Due cose importanti da sapere sul cancro al seno

A causa dei tanti cambiamenti sociali che hanno portato un aumento del numero di donne che lavorano e quindi delle gravidanze in età più avanzata, negli ultimi decenni c’è stato un forte aumento del numero di casi di cancro al seno. 

Con l’aumento del numero dei casi di cancro al seno c’è stato anche un aumento delle metodologie di cura e di trattamento e anche della percentuale dei casi risolti con successo. Inoltre gli scienziati hanno messo a punto dei metodi con cui il cancro può essere rilevato in una fase iniziale ed è stato provato in modo convincente che la diagnosi e il trattamento precoce hanno una maggiore probabilità di successo rispetto alle fasi successive.

I falsi miti sul cancro al seno

Ci sono molti falsi miti collegati al cancro al seno. Alcuni pensano che un nodulo al seno sia un tumore, ma, al contrario, la maggior parte di questi sono benigni. Allo stesso modo è una credenza popolare che l’allattamento al seno possa ridurre il rischio di cancro. Alcuni dicono che la mammografia aumenti il rischio di cancro al seno, ma non è vero. Allo stesso modo ci sono molti altri miti, che devono essere liquidati in considerazione di una corretta rilevazione e della corretta gestione del tumore.

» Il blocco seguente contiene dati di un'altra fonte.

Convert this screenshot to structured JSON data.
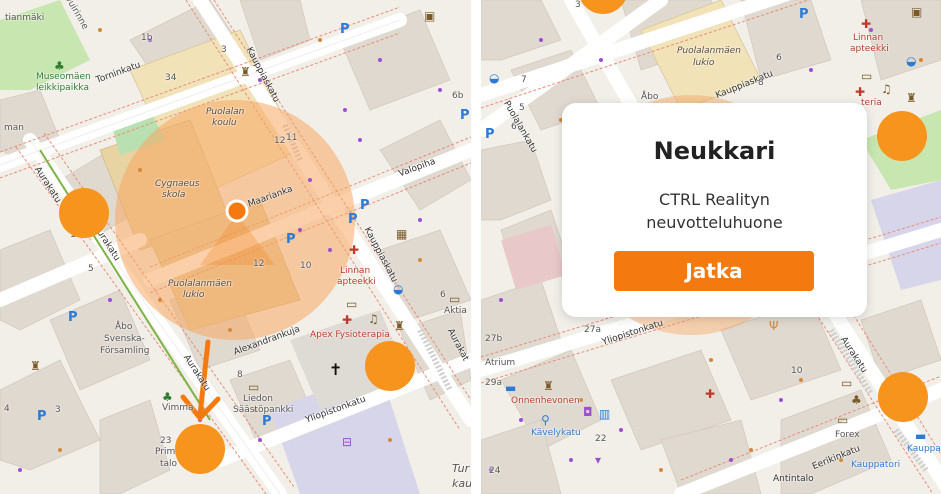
{
  "left_map": {
    "streets": {
      "torninkatu": "Torninkatu",
      "kauppiaskatu_top": "Kauppiaskatu",
      "aurakatu_upper": "Aurakatu",
      "aurakatu_mid": "Aurakatu",
      "aurakatu_lower": "Aurakatu",
      "maarianka": "Maarianka",
      "kauppiaskatu_right": "Kauppiaskatu",
      "valopiha": "Valopiha",
      "alexandrankuja": "Alexandrankuja",
      "yliopistonkatu": "Yliopistonkatu",
      "aurakatu_corner": "Aurakat"
    },
    "places": {
      "museomaen": "Museomäen",
      "leikkipaikka": "leikkipaikka",
      "puolalan": "Puolalan",
      "koulu": "koulu",
      "cygnaeus": "Cygnaeus",
      "skola": "skola",
      "puolalanmaen": "Puolalanmäen",
      "lukio": "lukio",
      "linnan": "Linnan",
      "apteekki": "apteekki",
      "apex": "Apex Fysioterapia",
      "abo": "Åbo",
      "svenska": "Svenska-",
      "forsamling": "Församling",
      "liedon": "Liedon",
      "saastopankki": "Säästöpankki",
      "vimma": "Vimma",
      "prima": "Prim",
      "talo": "talo",
      "aktia": "Aktia",
      "tur": "Tur",
      "kau": "kau",
      "tianmaki": "tianmäki",
      "vuirinne": "vuirinne",
      "man": "man"
    },
    "numbers": {
      "n1b": "1b",
      "n3": "3",
      "n34": "34",
      "n6b": "6b",
      "n11": "11",
      "n10": "10",
      "n12": "12",
      "n12b": "12",
      "n6": "6",
      "n1": "1",
      "n8": "8",
      "n3b": "3",
      "n23": "23",
      "n5": "5",
      "n4": "4"
    },
    "parking_label": "P",
    "cross_glyph": "✝",
    "arrow_color": "#f47a0f",
    "radius_color": "#f7b27a"
  },
  "right_map": {
    "streets": {
      "puolalankatu": "Puolalankatu",
      "yliopistonkatu": "Yliopistonkatu",
      "aurakatu": "Aurakatu",
      "eerikinkatu": "Eerikinkatu",
      "kauppiaskatu": "Kauppiaskatu",
      "antintalo": "Antintalo"
    },
    "places": {
      "puolalanmaen": "Puolalanmäen",
      "lukio": "lukio",
      "linnan": "Linnan",
      "apteekki": "apteekki",
      "ateria": "teria",
      "abo": "Åbo",
      "atrium": "Atrium",
      "onnenhevonen": "Onnenhevonen",
      "kavelykatu": "Kävelykatu",
      "forex": "Forex",
      "kauppatori": "Kauppatori",
      "kauppa": "Kauppa"
    },
    "numbers": {
      "n5": "5",
      "n6": "6",
      "n7": "7",
      "n8": "8",
      "n10": "10",
      "n27b": "27b",
      "n27a": "27a",
      "n29a": "29a",
      "n22": "22",
      "n24": "24",
      "n3": "3",
      "n6b": "6"
    },
    "parking_label": "P"
  },
  "modal": {
    "title": "Neukkari",
    "subtitle_line1": "CTRL Realityn",
    "subtitle_line2": "neuvotteluhuone",
    "button_label": "Jatka",
    "button_color": "#f47a0f"
  },
  "markers": {
    "color": "#f7941d"
  }
}
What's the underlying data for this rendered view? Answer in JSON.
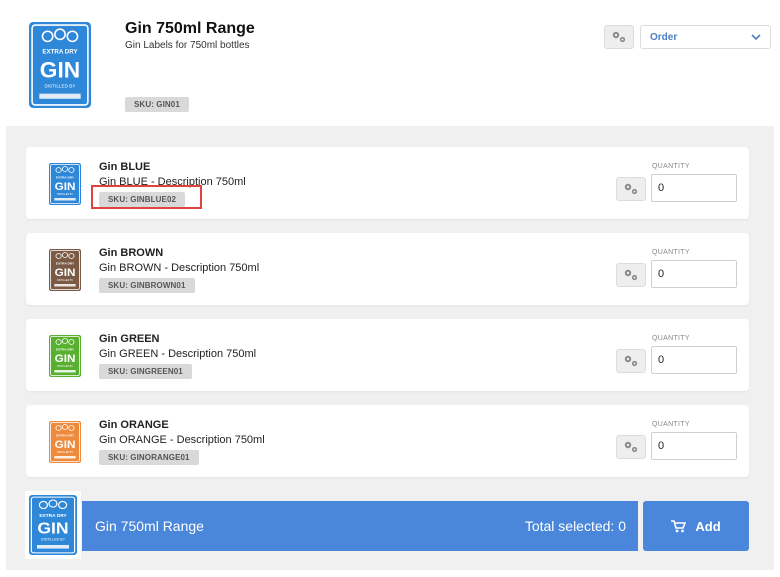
{
  "product": {
    "title": "Gin 750ml Range",
    "subtitle": "Gin Labels for 750ml bottles",
    "sku": "SKU: GIN01",
    "thumb_color": "#2f87d8",
    "thumb_text": {
      "top": "EXTRA DRY",
      "big": "GIN",
      "bottom": "DISTILLED BY"
    }
  },
  "toolbar": {
    "settings_icon": "gear-icon",
    "order_select_value": "Order"
  },
  "variants": [
    {
      "name": "Gin BLUE",
      "description": "Gin BLUE - Description 750ml",
      "sku": "SKU: GINBLUE02",
      "quantity_label": "QUANTITY",
      "quantity": "0",
      "color": "#2f87d8"
    },
    {
      "name": "Gin BROWN",
      "description": "Gin BROWN - Description 750ml",
      "sku": "SKU: GINBROWN01",
      "quantity_label": "QUANTITY",
      "quantity": "0",
      "color": "#7a5a45"
    },
    {
      "name": "Gin GREEN",
      "description": "Gin GREEN - Description 750ml",
      "sku": "SKU: GINGREEN01",
      "quantity_label": "QUANTITY",
      "quantity": "0",
      "color": "#58b030"
    },
    {
      "name": "Gin ORANGE",
      "description": "Gin ORANGE - Description 750ml",
      "sku": "SKU: GINORANGE01",
      "quantity_label": "QUANTITY",
      "quantity": "0",
      "color": "#ee8a3c"
    }
  ],
  "footer": {
    "product_name": "Gin 750ml Range",
    "total_selected": "Total selected: 0",
    "add_label": "Add",
    "bar_color": "#4a86d9"
  },
  "highlight_color": "#e0443c"
}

La diagnosi precoce del cancro al seno

Il cancro al seno può essere rilevato in fase iniziale se le donne imparano a fare l’auto-esame del seno. In caso di rilevazione di eventuali noduli o di qualsiasi minimo sospetto, dovrebbe essere fatto una mammografia per escludere qualsiasi tumore. La mammografia è un ottimo strumento per diagnosticare questo tipo di cancro.